During her hospitalization, she went back to the cath lab 3 days later with concern for other blockages, but there was no change. A few weeks later, Donna came to her first cardiac rehab session. As soon as she arrived, Donna had difficulty breathing and the staff knew something was wrong. Donna had a buildup of fluid in her lung (pleural effusion) and around her heart (pericardial effusion). She had to have the fluid in her lung drawn out with a needle (thoracentesis) and was also treated with medication. She was in the hospital for 2 days. Just 3 days after returning home, she had a recurrence of symptoms that brought her back to the ER. The fluid in her lung had returned. She had to have another procedure to remove it (thoracentesis), and stayed at the hospital for a few more days.
After all of this, Donna came to cardiac rehab about 1 week after her last hospitalization. Given everything she had been through, she was very fearful of doing anything. Slowly but surely, Donna used monitored exercise therapy to regain her strength and stamina. She was thankful for the education and care she received, and began to feel more comfortable to work a little more each week that she came. She continued to give great effort and gain confidence as she continued her cardiac rehab therapy. Three months later, Donna had made huge improvements in her ability and confidence with her activity. On her first day, Donna was able to exercise at low workloads for 10 minutes, and rated it as somewhat hard to hard.
A few months later, Donna was doing up to an hour of exercise at higher workloads, and was rating it easier than before. She completed her monitored cardiac rehab therapy, and continues to exercise 3x/week in the outpatient exercise program, and walk with a friend at home. Donna will also tell you that she made some good friends in cardiac rehab along the way.
On January 13, 2018, Donna had another scary medical event.

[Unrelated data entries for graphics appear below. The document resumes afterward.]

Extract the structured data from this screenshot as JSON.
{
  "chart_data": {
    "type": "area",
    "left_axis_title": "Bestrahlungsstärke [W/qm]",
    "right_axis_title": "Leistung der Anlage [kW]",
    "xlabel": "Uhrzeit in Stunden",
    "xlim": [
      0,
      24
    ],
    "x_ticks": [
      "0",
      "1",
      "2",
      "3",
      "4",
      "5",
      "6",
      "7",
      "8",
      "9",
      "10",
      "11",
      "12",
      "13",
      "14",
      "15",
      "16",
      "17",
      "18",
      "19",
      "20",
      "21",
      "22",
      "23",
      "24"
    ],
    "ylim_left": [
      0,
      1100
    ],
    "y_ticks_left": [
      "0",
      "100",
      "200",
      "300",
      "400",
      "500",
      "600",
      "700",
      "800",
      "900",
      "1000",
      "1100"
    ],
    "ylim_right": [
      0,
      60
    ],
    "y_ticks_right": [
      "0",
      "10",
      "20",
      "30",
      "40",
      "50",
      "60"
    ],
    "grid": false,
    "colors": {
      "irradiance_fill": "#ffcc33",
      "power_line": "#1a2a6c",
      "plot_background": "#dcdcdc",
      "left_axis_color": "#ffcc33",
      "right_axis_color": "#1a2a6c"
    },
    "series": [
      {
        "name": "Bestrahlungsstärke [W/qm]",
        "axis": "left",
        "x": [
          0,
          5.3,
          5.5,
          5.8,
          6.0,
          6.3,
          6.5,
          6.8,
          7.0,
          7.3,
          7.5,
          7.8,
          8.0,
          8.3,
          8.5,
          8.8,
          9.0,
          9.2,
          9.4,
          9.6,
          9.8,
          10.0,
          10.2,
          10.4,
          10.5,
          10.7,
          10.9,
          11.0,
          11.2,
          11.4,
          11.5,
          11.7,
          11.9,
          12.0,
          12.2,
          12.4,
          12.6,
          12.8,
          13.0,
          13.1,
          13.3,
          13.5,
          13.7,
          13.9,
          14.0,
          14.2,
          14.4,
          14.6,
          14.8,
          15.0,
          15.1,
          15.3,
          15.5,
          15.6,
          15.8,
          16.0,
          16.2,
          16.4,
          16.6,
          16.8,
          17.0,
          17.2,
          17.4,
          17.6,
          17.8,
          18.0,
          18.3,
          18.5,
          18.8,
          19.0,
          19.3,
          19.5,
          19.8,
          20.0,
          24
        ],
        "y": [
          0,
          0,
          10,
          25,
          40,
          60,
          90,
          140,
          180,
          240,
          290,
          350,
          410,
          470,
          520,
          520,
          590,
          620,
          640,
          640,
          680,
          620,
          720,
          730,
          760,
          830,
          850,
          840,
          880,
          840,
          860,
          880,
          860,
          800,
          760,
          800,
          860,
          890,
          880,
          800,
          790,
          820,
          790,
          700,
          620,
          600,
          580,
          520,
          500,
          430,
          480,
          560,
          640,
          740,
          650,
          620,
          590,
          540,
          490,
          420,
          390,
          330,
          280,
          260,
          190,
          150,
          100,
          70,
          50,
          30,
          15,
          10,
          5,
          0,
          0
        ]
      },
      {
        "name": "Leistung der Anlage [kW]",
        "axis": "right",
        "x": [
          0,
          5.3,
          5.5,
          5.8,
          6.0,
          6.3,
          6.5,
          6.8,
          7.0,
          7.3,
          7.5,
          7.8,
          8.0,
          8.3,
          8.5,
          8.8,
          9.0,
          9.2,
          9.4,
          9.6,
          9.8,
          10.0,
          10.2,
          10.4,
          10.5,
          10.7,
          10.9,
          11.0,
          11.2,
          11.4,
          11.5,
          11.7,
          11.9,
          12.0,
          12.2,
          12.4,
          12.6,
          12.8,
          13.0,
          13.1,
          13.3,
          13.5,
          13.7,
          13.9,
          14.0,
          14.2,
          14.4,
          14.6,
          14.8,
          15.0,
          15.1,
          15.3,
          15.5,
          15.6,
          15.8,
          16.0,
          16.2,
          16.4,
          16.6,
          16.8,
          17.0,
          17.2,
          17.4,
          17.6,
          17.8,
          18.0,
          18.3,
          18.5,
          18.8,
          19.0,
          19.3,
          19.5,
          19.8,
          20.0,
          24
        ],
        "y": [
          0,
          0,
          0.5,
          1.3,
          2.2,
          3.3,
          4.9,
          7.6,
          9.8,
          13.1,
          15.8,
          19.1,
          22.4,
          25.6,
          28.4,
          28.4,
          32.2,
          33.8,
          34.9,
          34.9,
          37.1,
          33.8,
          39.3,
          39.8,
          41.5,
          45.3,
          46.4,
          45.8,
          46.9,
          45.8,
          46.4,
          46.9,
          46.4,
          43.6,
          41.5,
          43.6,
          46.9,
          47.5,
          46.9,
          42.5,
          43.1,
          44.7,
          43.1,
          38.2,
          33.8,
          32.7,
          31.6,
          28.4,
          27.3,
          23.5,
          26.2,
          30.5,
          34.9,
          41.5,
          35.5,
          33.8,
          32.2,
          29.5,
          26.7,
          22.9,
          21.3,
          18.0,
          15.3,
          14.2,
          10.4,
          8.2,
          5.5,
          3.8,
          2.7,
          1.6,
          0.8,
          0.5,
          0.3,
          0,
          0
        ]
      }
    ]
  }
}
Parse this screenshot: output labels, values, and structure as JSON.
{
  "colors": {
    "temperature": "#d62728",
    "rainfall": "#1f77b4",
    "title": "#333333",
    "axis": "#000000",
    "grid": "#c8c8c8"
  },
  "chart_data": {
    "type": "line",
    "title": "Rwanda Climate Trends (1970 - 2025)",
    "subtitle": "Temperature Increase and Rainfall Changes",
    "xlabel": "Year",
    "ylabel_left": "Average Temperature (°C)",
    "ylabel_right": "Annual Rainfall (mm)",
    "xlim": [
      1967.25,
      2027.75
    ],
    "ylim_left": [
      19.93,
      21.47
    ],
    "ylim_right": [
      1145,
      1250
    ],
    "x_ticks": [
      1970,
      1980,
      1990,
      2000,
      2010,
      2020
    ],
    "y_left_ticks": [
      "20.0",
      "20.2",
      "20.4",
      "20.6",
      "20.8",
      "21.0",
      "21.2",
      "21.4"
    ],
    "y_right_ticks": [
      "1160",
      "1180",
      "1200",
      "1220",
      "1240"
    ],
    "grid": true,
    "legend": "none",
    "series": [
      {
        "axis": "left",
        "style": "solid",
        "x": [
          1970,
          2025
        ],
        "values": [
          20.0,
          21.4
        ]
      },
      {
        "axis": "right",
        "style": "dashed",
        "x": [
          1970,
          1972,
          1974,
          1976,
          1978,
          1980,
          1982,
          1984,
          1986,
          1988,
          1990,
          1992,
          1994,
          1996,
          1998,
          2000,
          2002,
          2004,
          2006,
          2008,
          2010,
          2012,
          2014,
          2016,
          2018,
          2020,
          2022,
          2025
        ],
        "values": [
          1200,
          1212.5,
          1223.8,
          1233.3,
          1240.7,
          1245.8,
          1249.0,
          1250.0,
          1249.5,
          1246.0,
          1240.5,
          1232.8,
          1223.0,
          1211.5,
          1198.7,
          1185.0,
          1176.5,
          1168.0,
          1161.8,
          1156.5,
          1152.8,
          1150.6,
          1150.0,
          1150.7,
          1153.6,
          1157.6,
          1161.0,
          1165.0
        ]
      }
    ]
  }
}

She was driving home with her granddaughter when she was having trouble breathing and felt like she was going to pass out. She pulled over and gave her granddaughter her phone and told her to call her mother. That was the last thing she remembers until she woke up with a breathing tube in the hospital. Her lungs had suddenly filled up with fluid. Her granddaughter ended up calling 911 and Donna received lifesaving emergency care. Her family was called and notified she was in critical condition and her recovery was uncertain. Amazingly, Donna made a remarkable and swift recovery from this event. Her doctors told her that the exercise she did following her heart attack had strengthened her heart, and that if she hadn’t done it, she wouldn’t be alive. Throughout all of this, Donna has maintained a positive attitude, and is grateful and appreciative of all of the care and support she has received.